Прибежал к Савенкову. Тот, прихлебывая чай, что-то переписывал в тетрадь.
– Здравствуй, Васнецов! Послушай, какая прелесть! У меня слезы на глазах выступают от счастья, когда читаю.
И тотчас начал декламировать:
Из монастыря да из Боголюбова
Идет старец Игренища,
Игренища-Кологренища,
А и ходит он по монастырю,
Просит честныя милостыни,
А чем бы старцу душа спасти,
Душа спасти, душа спасти, ее в рай спусти.
Ну, это зачин, а вот дальше слушай:
Пришел-та старец под окошечко
К человеку к тому богатому,
Просил честную он милостыню,
Просил редечки горькия,
Просил он капусты болыя,
А третьи – свеклы красныя.
Васнецов слушал про Игренищу, а думал свое: встал перед глазами богатырь на коне. Что он, богатырь-то, делать должен? Границу озирать, нет ли где нашествия. Стало быть, в рукавицу глядит.
А Савенков – само счастье. Былинка и впрямь презанятная. Вынесла редьки, капустки да свеклы старцу девушка, ее-то он и прихватил в мешок.

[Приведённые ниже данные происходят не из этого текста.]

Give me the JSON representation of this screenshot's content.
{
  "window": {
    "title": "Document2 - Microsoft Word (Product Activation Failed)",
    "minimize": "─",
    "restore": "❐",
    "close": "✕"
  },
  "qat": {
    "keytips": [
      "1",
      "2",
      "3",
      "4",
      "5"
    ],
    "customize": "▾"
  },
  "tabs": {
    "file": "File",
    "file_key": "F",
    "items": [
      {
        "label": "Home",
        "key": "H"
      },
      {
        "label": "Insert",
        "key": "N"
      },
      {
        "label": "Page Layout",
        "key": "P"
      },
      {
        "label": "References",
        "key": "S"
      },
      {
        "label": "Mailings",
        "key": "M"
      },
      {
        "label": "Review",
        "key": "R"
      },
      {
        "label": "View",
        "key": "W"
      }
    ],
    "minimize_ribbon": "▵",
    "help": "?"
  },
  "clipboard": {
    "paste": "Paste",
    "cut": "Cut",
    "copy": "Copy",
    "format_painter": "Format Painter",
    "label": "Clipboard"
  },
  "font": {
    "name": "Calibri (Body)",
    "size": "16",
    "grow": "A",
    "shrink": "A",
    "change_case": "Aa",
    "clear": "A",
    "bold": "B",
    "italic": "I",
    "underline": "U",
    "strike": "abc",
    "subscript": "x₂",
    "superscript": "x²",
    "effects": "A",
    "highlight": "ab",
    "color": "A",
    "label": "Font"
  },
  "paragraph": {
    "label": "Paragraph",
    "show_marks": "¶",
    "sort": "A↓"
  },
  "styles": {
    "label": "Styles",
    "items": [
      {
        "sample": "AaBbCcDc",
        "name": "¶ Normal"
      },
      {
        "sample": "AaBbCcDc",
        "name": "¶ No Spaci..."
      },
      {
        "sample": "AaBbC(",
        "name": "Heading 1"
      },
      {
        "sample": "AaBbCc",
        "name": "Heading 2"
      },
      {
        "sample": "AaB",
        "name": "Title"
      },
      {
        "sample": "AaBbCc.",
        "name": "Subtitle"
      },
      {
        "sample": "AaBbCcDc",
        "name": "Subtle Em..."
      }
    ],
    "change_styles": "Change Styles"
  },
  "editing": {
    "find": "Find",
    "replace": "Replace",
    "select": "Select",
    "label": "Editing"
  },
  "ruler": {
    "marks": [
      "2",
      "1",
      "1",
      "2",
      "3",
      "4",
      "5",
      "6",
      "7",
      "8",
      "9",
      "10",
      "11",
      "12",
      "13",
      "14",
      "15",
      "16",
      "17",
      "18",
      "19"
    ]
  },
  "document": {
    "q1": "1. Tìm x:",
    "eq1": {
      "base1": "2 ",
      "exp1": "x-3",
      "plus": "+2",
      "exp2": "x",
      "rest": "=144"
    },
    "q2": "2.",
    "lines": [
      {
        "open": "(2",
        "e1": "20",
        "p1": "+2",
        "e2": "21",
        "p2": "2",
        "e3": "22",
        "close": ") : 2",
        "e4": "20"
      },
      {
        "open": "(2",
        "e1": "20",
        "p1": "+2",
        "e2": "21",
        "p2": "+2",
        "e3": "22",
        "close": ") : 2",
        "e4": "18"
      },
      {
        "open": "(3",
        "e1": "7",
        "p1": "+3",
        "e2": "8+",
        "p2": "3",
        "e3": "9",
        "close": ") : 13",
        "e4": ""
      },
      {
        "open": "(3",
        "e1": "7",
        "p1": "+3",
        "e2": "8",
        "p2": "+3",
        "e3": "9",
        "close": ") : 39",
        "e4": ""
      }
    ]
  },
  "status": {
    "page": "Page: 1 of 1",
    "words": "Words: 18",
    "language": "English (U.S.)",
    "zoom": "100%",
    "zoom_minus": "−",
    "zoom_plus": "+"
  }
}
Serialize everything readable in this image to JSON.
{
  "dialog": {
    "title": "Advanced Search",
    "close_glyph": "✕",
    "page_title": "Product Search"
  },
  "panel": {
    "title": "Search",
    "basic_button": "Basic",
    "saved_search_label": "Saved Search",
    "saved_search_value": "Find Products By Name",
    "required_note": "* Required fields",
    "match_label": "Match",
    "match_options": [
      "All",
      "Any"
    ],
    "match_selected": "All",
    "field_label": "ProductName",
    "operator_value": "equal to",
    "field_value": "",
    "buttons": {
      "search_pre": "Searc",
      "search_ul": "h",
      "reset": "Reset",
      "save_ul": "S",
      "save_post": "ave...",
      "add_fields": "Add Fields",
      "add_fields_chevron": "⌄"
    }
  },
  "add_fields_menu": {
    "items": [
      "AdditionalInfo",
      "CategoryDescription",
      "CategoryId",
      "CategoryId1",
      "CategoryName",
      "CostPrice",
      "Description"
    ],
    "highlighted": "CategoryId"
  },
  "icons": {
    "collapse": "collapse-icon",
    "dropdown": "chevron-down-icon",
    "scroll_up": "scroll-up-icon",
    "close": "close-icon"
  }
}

– Васнецов! – воскликнул студент в отчаянье. – Ты, я вижу, куда-то уплыл. Ну, послушай, милый, послушай, как же это все удивительно:
И увидели ево ребята десятильниковы,
И бросалися ребята оне ко старцу,
Хватали они шилья сапожныя,
А и тыкали у старца во шелковай мешок:
Горька редька рыхнула,
Белая капуста крикнула,
Из красной свеклы рассол пошел.
– Прекрасно! – Васнецов вскочил, поднял Савенкова, поцеловал в сияющие глаза. – Спасибо тебе! Ах, спасибо!
И убежал.
Дома – за лист бумаги. Сначала пером, потом акварелькой. И вот он – богатырь. Первый васнецовский богатырь. Витязь могуч, конь тяжел – серьезная сторона, где этакая застава.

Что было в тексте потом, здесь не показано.